Love where you live!
By Chris Lavin
La Mesa Today Editor
LA MESA -- It has been almost a quarter century since they had to change the name of the mayor on the forms at City Hall.
Check signing procedures and contract processing requirements are being adjusted in anticipation of a new regime as well.
Around City Hall, the impact of the recent election is sinking in as long-time relationships begin to change like the names on the city stationery.
There have been three popes since La Mesa last had a new mayor. Virtually everyone working in City Hall today was hired during Mayor Art Madrid's tenure. It is never easy when there's change at the top.
Government, however, is a process, not a sports car. It moves more like an aircraft carrier and, as the new members of the City Council and its new mayor, will learn, it tends to resist the winds of change.
The new mayor, Mark Arapostathis, has not had a formal meeting with the new council-to-be, but has congratulated the newly elected. He has stopped in with City Manager Dave Witt and sketched out plans for the transition.
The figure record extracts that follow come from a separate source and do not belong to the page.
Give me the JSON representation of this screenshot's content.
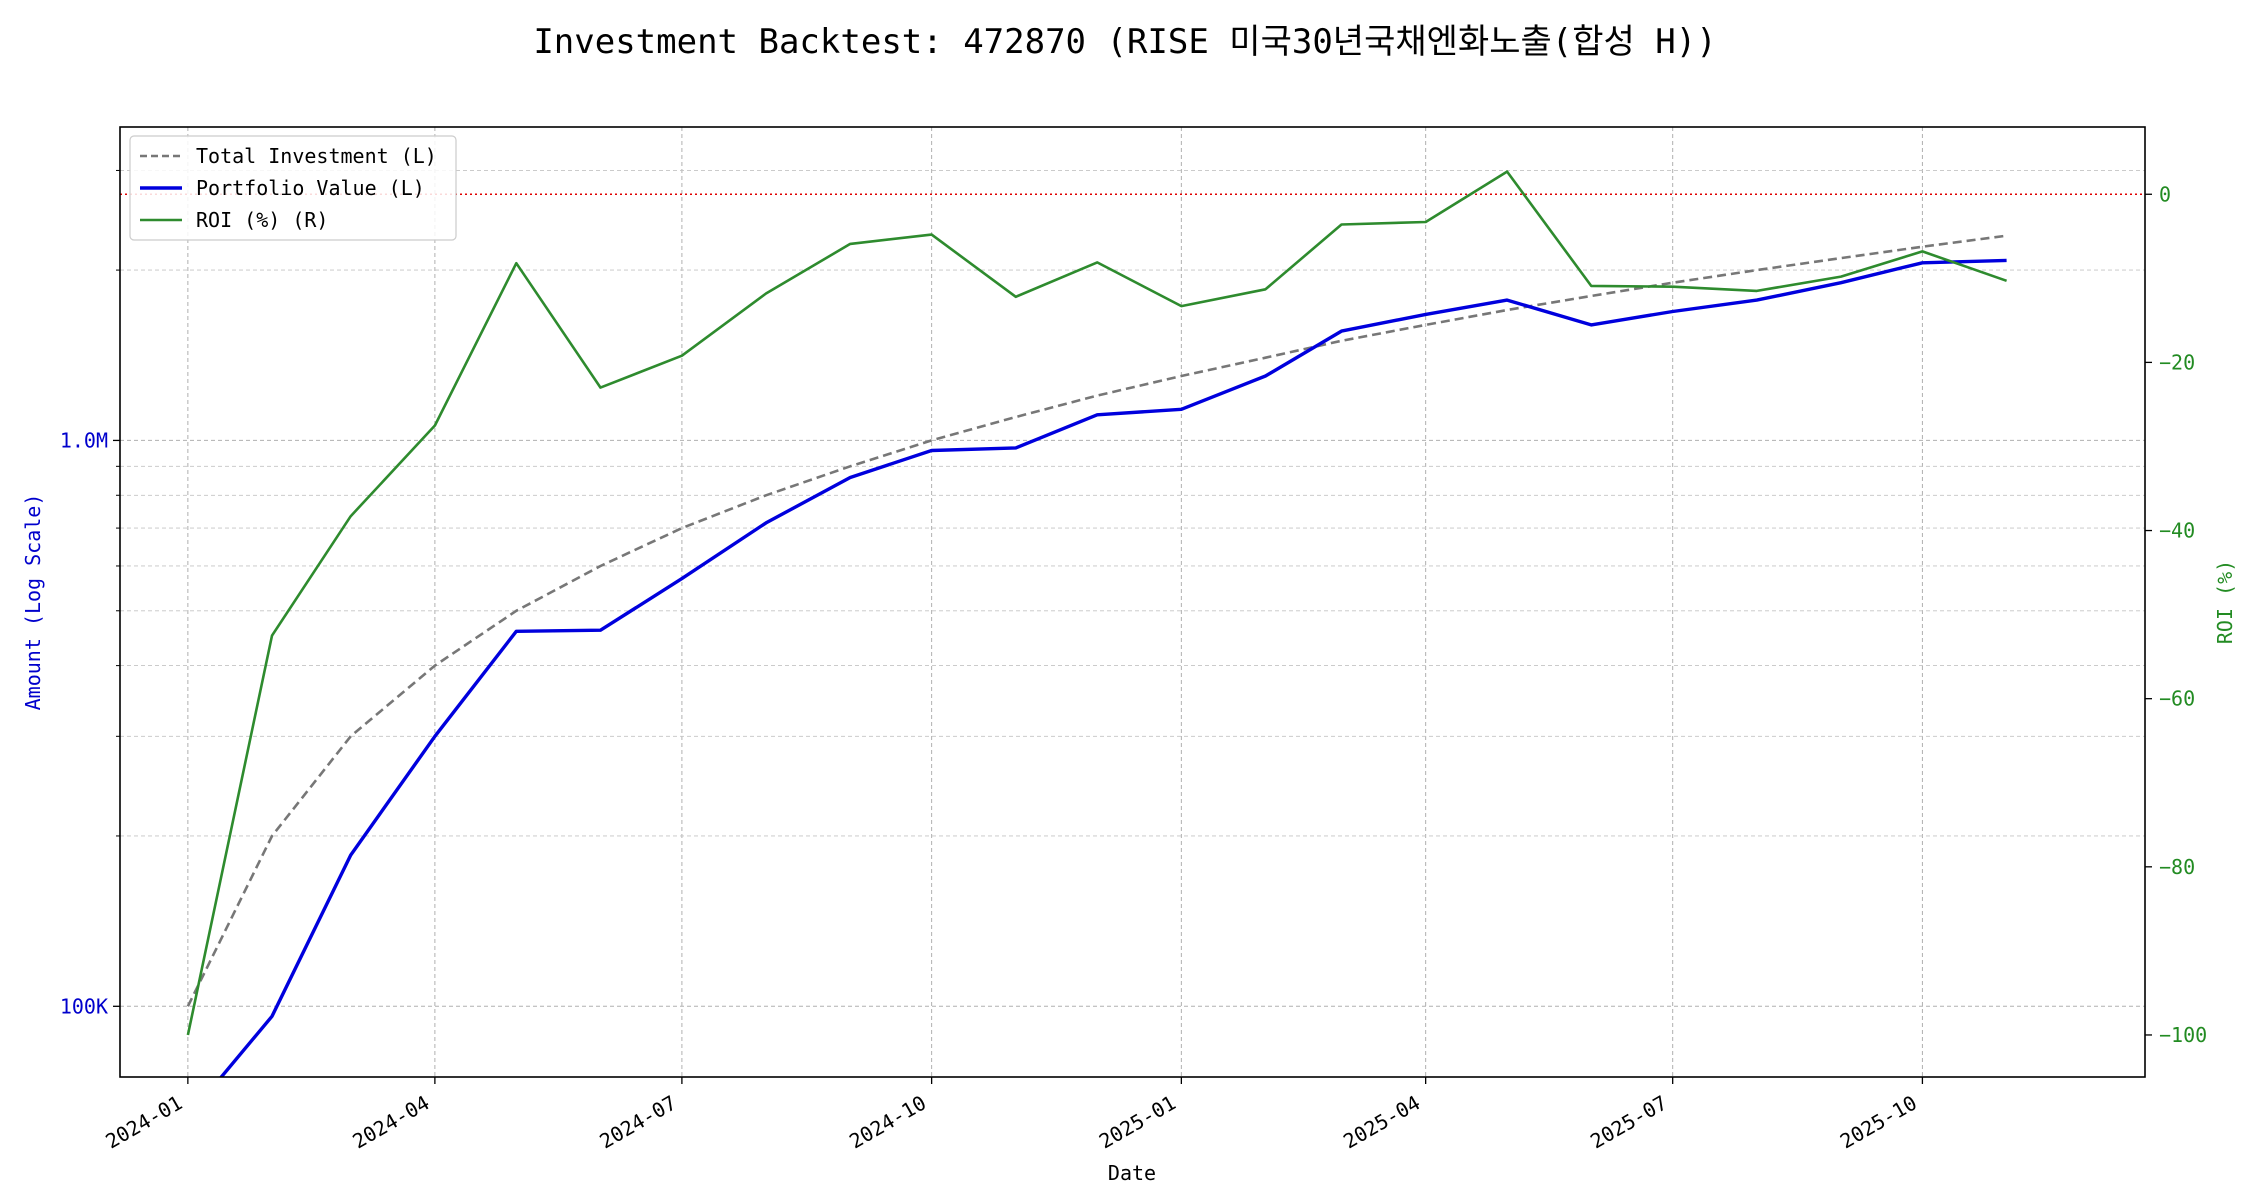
{
  "chart_data": {
    "type": "line",
    "title": "Investment Backtest: 472870 (RISE 미국30년국채엔화노출(합성 H))",
    "xlabel": "Date",
    "ylabel_left": "Amount (Log Scale)",
    "ylabel_right": "ROI (%)",
    "left_scale": "log",
    "left_ylim": [
      75000,
      3580000
    ],
    "right_ylim": [
      -105,
      8
    ],
    "xlim": [
      "2023-12-07",
      "2025-12-22"
    ],
    "grid": true,
    "legend_position": "upper-left",
    "x_ticks": [
      "2024-01-01",
      "2024-04-01",
      "2024-07-01",
      "2024-10-01",
      "2025-01-01",
      "2025-04-01",
      "2025-07-01",
      "2025-10-01"
    ],
    "x_tick_labels": [
      "2024-01",
      "2024-04",
      "2024-07",
      "2024-10",
      "2025-01",
      "2025-04",
      "2025-07",
      "2025-10"
    ],
    "left_major_ticks": [
      100000,
      1000000
    ],
    "left_major_tick_labels": [
      "100K",
      "1.0M"
    ],
    "left_minor_ticks": [
      200000,
      300000,
      400000,
      500000,
      600000,
      700000,
      800000,
      900000,
      2000000,
      3000000
    ],
    "right_ticks": [
      0,
      -20,
      -40,
      -60,
      -80,
      -100
    ],
    "right_tick_labels": [
      "0",
      "−20",
      "−40",
      "−60",
      "−80",
      "−100"
    ],
    "reference_line": {
      "axis": "right",
      "value": 0,
      "color": "#e00000",
      "style": "dotted"
    },
    "x": [
      "2024-01-01",
      "2024-02-01",
      "2024-03-01",
      "2024-04-01",
      "2024-05-01",
      "2024-06-01",
      "2024-07-01",
      "2024-08-01",
      "2024-09-01",
      "2024-10-01",
      "2024-11-01",
      "2024-12-01",
      "2025-01-01",
      "2025-02-01",
      "2025-03-01",
      "2025-04-01",
      "2025-05-01",
      "2025-06-01",
      "2025-07-01",
      "2025-08-01",
      "2025-09-01",
      "2025-10-01",
      "2025-11-01"
    ],
    "series": [
      {
        "name": "Total Investment (L)",
        "axis": "left",
        "color": "#777777",
        "style": "dashed",
        "values": [
          100000,
          200000,
          300000,
          400000,
          500000,
          600000,
          700000,
          800000,
          900000,
          1000000,
          1100000,
          1200000,
          1300000,
          1400000,
          1500000,
          1600000,
          1700000,
          1800000,
          1900000,
          2000000,
          2100000,
          2200000,
          2300000
        ]
      },
      {
        "name": "Portfolio Value (L)",
        "axis": "left",
        "color": "#0000dd",
        "style": "solid",
        "values": [
          0,
          96000,
          185000,
          300000,
          460000,
          462000,
          570000,
          715000,
          860000,
          960000,
          970000,
          1110000,
          1135000,
          1300000,
          1560000,
          1670000,
          1770000,
          1600000,
          1690000,
          1770000,
          1900000,
          2060000,
          2080000
        ]
      },
      {
        "name": "ROI (%) (R)",
        "axis": "right",
        "color": "#2e8b2e",
        "style": "solid",
        "values": [
          -100,
          -52.5,
          -38.3,
          -27.5,
          -8.2,
          -23.0,
          -19.2,
          -11.8,
          -5.9,
          -4.8,
          -12.2,
          -8.1,
          -13.3,
          -11.3,
          -3.6,
          -3.3,
          2.7,
          -10.9,
          -11.0,
          -11.5,
          -9.8,
          -6.8,
          -10.3
        ]
      }
    ]
  }
}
The Dec. 9th council meeting will feature a certification of the election results, the swearing-in of the new members and mayor and then a recess to the Police Department meeting room to mark the moment with cake and coffee before returning for what is traditionally a brief agenda for the new council to execute.
It is in January, after the holidays, that the new council will start its real work. In many ways, the routine of government will give it early focus.
Arapostathis said the council will need to watch the downtown Village streetscape project closely and plan for a very public celebration of that key work when it is finished. "You only get one chance to do that right,'' he said. Arapostathis also notes that hiring a replacement for retiring Police Chief Ed Aceves will also be prominently on people's minds.
But these are the expected elements of government and are not the greatest challenges facing this new panel.
In many ways, this year's election -- like politics in general over the last four years -- was dominated by the gravitational pull of the long-serving mayor. Local politics did not revolve around great issues, but great personalities.
Throughout the recent campaign, in fact, there were virtually no great issues enumerated by any candidates. Public safety, good streets and clean parks were nearly universal concerns for all involved, but the long-simmering animosities between Madrid and the rest of the council remained the focus.
Most analyses of the election results simply credited Arapostathis' strong contingent of school and theater-based families far more motivated than Madrid's aging supporters in a low-turnout race. No issues enter the discussion.
With the distracting issues of personality vanquished from the scene by voters, however, this new council will undoubtedly find itself confronting long-standing, and in some ways, daunting issues.
The city's finances have been precarious since the Great Recession. Sales taxes, one of the city's financial pillars, remain soft and there are more than a few strategic thinkers who believe paradigm shifts underway in the retail world may render this revenue source increasingly unreliable. Drew Ford was recently sold and suddenly its long-time La Mesa roots are threatened. The loss of a car dealer could be a body blow to local coffers.
For a city that wants to keep its own police force and maintain local control of its own zoning and development issues, funding local services over the long term may require more creativity, leadership and long-term planning than La Mesa's council has exhibited in recent years.
Still, there are strengths in the Jewel of the Hills. Grossmont Center, clearly the economic engine of local government, returns to family ownership soon and many redevelopment scenarios for those acres would have that engine running on higher octane, producing more real estate and sales taxes in the future.
There are also nearly eight open acres of land along Spring Street in the city's center, some of it privately owned, much of it already in public hands, beckoning for a vision of some sort to add lustre -- and perhaps some economic fire power -- to La Mesa's quaint but sleepy core.
The city's staff is also poised to seek final approval on a plan that would give developers more leeway in suggesting redevelopment projects for the downtown Village. Parking requirements that have previously limited creative project ideas would be set aside if developers contribute to a fund that would eventually construct a downtown parking garage. Such "in-lieu'' payments might lead to more effective use of some downtown parcels and, eventually, economic growth in a Village that is more of a symbolic heart of the city than an economic driver of any significance.
In many ways, the city's greatest challenges are long-term and macro in nature. Addressing them will take smart, persistent leadership that, at times, may need to at least tack against the small-town winds that can shape so many development discussions.
It may be a good thing that, at least at the start, the new council will be a pretty cohesive group. Kristine Alessio and Ruth Sterling, the returning council members, will be joined by Bill Baber and Guy McWhirter. All four of these council members supported Arapostathis in his effort to unseat Madrid.
Arapostathis is promising collaboration and collegiality in his leadership style. This team will need to work together if it hopes to find meaningful ways to address the city's long-term financial health -- and maintain its cherished small town feel and its independence.
On Tuesday, Madrid was, as he has been for 24 years, at his desk dealing with constituent complaints -- today's included concerns about prostitution along El Cajon Boulevard. When he walks out the door on December 9th, a vast amount of institutional knowledge and civic intelligence will leave with him. He will be leaving for his successors a city that stands out from its surrounding towns and is much loved by virtually all of its inhabitants.
Whether those successors are up to the challenge is the stuff of future elections.